Ungelesener Beitragvon Rygel » 30.03.11 17:46

"Noch einen, Barkeeper!" Runzelte der Mann tatsächlich die Stirn? Er schwor sich: nur ein pseudo-mitfühlendes Wort von dem Typen und er würde es ihm mit seinen Stofffäusten in den Hals zurückstopfen. "Schlimmen Tag gehabt, Herr Grobi, hmmm?" Gut, wenn das alles an Mitleid war, was der Kerl rauskotzen musste, wollte er es ihm nochmal durchgehen lassen, zumal der Mann jetzt pflichtgemäß den 6. (7.? 8.?) Wodka in sein Glas gluckern ließ. Wortlos zog er das volle Glas an sich heran und starrte dumpf vor sich hin. Endlich verkrümelte sich der Barkeeper wieder an einen anderen Teil der Theke und entliess ihn somit in die von ihm gewählte und sogar herbeigewünschte Einsamkeit.

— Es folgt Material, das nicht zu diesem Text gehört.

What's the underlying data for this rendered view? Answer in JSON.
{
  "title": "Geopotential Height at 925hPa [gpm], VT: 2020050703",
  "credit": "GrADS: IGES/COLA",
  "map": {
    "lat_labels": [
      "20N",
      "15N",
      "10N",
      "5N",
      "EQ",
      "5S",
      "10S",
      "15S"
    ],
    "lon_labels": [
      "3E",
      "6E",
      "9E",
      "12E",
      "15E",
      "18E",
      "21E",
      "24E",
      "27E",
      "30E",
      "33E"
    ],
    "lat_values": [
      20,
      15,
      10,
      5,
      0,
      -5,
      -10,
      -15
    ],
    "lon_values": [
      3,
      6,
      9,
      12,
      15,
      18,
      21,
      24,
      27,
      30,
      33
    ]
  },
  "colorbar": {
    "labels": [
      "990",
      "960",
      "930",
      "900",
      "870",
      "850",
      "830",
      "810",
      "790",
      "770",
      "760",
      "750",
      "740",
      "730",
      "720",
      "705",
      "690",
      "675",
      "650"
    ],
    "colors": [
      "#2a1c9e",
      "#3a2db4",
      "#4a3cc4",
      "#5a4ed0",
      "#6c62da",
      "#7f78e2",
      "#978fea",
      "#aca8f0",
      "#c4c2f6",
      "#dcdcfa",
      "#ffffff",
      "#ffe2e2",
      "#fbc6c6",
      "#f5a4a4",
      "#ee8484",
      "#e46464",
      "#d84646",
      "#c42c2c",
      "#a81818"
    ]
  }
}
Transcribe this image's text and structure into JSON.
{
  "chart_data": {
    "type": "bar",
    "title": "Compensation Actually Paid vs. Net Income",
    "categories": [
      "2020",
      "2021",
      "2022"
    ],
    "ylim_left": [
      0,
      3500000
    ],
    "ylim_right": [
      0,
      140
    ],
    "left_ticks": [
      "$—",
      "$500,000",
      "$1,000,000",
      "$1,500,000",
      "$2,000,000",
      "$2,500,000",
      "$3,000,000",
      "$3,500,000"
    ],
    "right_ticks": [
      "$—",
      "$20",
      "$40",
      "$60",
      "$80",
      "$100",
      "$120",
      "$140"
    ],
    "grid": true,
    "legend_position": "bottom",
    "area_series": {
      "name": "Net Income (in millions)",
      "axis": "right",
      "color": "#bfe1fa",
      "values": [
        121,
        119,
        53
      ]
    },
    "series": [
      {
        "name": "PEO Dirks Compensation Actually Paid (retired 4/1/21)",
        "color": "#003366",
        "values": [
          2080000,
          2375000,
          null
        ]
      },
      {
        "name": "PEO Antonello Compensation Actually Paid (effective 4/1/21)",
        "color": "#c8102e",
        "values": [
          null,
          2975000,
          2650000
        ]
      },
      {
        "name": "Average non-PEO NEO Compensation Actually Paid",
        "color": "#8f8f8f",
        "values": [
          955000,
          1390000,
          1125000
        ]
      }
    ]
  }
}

Ja, es war ein schlimmer Tag gewesen, genau genommen sogar ein richtiger Scheiß-Tag. Autogrammstunde in einem Supermarkt im Nirgendwo, eine der größten Demütigungen, die sich Gott, wenn es ihn wieder Erwarten doch geben sollte, ausgedacht hatte. "Treffen Sie Grobi, den Star aus der Sesamstrasse". Kurz musste er trocken und gleichzeitig erstickt auflachen. Klar, der Star aus der Sesamstrasse... Allerdings vor gefühlten 100 Jahren. Wer erinnerte sich heute noch an Grobi? Anscheinend nicht viele, denn die Autogrammkarten für 5 Dollar das Stück lagen wie Blei vor ihm auf dem wackeligen Tapeziertisch, Leute, die kamen, interessierten sich mehr für die Tiefkühltruhe rechts oder dem Haushaltsreinigerstand links von ihm. Der Nachmittag nahm kein Ende, der Preis wurde stündlich durchgestrichen und nach unten korrigiert, doch selbst als gegen Abend die Marke auf 50 Cent gesunken war, hatte er gerade mal 4 Autogrammkarten unter das Volk gebracht. Nein, noch nicht mal, eine hatte er ja selbst gebraucht, als Röhrchen für seine Kokslinie auf der Mitarbeitertoilette.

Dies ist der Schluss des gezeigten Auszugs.